19. I had issued notice to the Registrar and Assistant Registrar to appear in person or through counsel and file affidavits stating their authority to pass judicial orders. The Registrar did not appear and file any affidavit. The Assistant Registrar has filed an affidavit stating that the Registrar has since been repatriated to the parent department. Considering the fact that the Registrar has been since repatriated to his parent department, I am not passing any adverse remarks against the Registrar even though I have stated so in my order dated 7.11.2002 passed in C.M.P. No. 31705 of 2002 filed by the petitioners in the O.P. But, the facts and circumstances stated above show that unless persons having previous experience in the similar category or judicial matters are appointed as Registrar and Assistant Registrar of Debts Recovery Tribunals, the very purpose of constituting the Debts Recovery Tribunals will be defeated. If the Registrar is unable to distinguish the powers conferred on him under the Statute, Rules and Regulations and judicial functions to be discharged by the Tribunal, the orders similar to the one challenged in the O.P. are likely to be passed in future also. So, it is only just and proper that the Central Government while deputing persons for the post of Registrar and Assistant Registrar give preference to persons working in similar posts in different Courts or dealing with similar matters.
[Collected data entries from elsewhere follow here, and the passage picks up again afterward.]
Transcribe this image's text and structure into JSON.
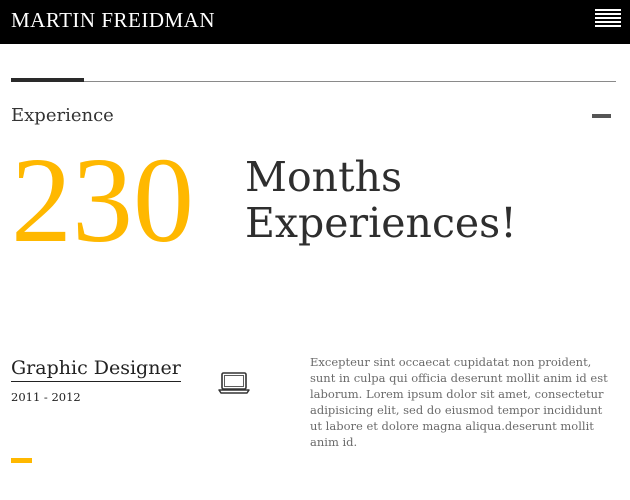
{
  "header": {
    "brand": "MARTIN FREIDMAN",
    "menu_icon": "hamburger-menu-icon"
  },
  "section": {
    "title": "Experience",
    "collapse_icon": "minus-icon"
  },
  "stat": {
    "value": "230",
    "label_line1": "Months",
    "label_line2": "Experiences!"
  },
  "job": {
    "title": "Graphic Designer",
    "years": "2011 - 2012",
    "icon": "laptop-icon",
    "description": "Excepteur sint occaecat cupidatat non proident, sunt in culpa qui officia deserunt mollit anim id est laborum. Lorem ipsum dolor sit amet, consectetur adipisicing elit, sed do eiusmod tempor incididunt ut labore et dolore magna aliqua.deserunt mollit anim id."
  },
  "colors": {
    "accent": "#ffb800",
    "header_bg": "#000000",
    "text": "#333333"
  }
}
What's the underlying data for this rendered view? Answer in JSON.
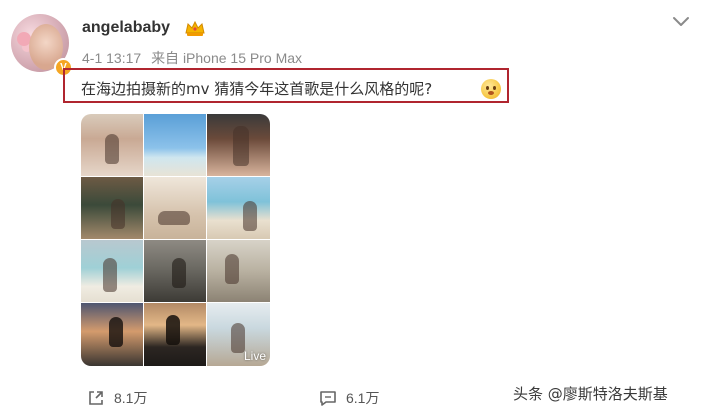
{
  "post": {
    "username": "angelababy",
    "date": "4-1 13:17",
    "source": "来自 iPhone 15 Pro Max",
    "caption": "在海边拍摄新的mv 猜猜今年这首歌是什么风格的呢?",
    "verified_badge": "V",
    "photos": [
      {
        "name": "photo-1"
      },
      {
        "name": "photo-2"
      },
      {
        "name": "photo-3"
      },
      {
        "name": "photo-4"
      },
      {
        "name": "photo-5"
      },
      {
        "name": "photo-6"
      },
      {
        "name": "photo-7"
      },
      {
        "name": "photo-8"
      },
      {
        "name": "photo-9"
      },
      {
        "name": "photo-10"
      },
      {
        "name": "photo-11"
      },
      {
        "name": "photo-12"
      }
    ],
    "live_label": "Live"
  },
  "actions": {
    "share_count": "8.1万",
    "comment_count": "6.1万"
  },
  "watermark": "头条 @廖斯特洛夫斯基",
  "icons": {
    "crown": "crown-icon",
    "verified": "verified-badge-icon",
    "chevron": "chevron-down-icon",
    "emoji": "thinking-face-icon",
    "share": "share-icon",
    "comment": "comment-icon"
  },
  "colors": {
    "caption_highlight": "#b0252f",
    "verified": "#f5a623",
    "meta_text": "#8a8a8a"
  }
}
So there will be a direction to the Central Government to give preference to persons having previous experience to the post of Registrar and Assistant Registrar to the extent maximum possible while filling up the post of Registrar and Assistant Registrars of the Debt Recovery Tribunals.
In the result, the Original Petition is disposed of without prejudice to the petitioners to file claim petitions before the Recovery Officer or to take recourse to any other remedies available to them under law.
A copy of this judgment shall be forwarded to the Finance Department of the Central Government for taking appropriate action.